I recently came across a German lifestyle magazine from the early 1930’s and was struck by (from my perspective) the relative mundanity of it all, in particular the advertising. An invitation to a sort of ‘Ideal Homes’ exhibition showcasing the latest fitted kitchens, an advert for the latest Mercedes saloon car, a write up on potential holiday destinations for the middle class family.

It’s a segment of a market granted, but my point is people have not changed a lot in terms of aspirations or their pursuit of comfort, convenience, entertainment and other things in the ninety years since that magazine was on news-stands in Munich or coffee tables in Berlin.

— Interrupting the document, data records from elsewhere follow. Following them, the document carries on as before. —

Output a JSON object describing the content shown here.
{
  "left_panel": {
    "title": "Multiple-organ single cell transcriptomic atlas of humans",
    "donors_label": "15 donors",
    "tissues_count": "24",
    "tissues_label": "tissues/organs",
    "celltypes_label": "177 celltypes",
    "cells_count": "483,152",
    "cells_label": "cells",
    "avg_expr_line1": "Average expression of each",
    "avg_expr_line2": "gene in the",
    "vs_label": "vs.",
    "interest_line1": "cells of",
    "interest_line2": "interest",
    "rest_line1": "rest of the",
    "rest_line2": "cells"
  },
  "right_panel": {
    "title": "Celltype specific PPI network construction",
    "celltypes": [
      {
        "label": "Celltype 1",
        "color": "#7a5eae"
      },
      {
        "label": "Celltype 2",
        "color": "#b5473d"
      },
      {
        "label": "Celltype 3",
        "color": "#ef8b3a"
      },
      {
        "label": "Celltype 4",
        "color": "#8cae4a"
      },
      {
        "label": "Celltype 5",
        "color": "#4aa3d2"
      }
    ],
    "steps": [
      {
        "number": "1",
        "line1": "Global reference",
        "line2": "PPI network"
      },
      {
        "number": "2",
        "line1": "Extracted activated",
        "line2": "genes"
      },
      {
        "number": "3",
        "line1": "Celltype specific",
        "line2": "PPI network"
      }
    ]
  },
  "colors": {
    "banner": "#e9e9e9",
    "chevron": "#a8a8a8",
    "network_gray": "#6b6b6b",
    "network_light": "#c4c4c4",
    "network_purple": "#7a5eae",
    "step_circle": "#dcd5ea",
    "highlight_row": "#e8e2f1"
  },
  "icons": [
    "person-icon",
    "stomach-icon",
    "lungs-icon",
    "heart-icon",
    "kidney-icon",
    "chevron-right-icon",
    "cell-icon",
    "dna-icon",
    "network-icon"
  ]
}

It chimes with the three key things that organisations should pay close attention to as we hurtle towards the future of marketing: 

1.     People 

2.     Value Creation (for Customer, Company, Colleagues & Community)

3.     Leveraging Technology to focus on points 1 & 2

Successful marketers have always leveraged technology. Newspapers, Telegraphs, Railways were three innovations that became scalable and greatly enhanced economic activity during the Industrial Revolution. By the time people were reading the magazine from 1932 that I referenced above, they were also visiting cinemas and listening to radio. Television quickly became mass-market from the late 1940’s. All this technology supported businesses in seeking to reach customers and create value in the process.

Smart marketers will stay abreast of tech and use it to win in a world where things may be more complex, but people are fundamentally the same.

Being unaware of or unwilling to build marketing strategy around these three things means missed opportunities and ultimately obsolescence as others get better at doing what you once did really well. 

It’s a cliché at this stage, but Nokia springs to mind (they missed a trick on tech). A less well remembered example is British Leyland – second biggest vehicle manufacturer in the world in 1950. By 1980 in terminal decline and by 1990 gone. Leyland forgot about the importance of people; customers AND employees.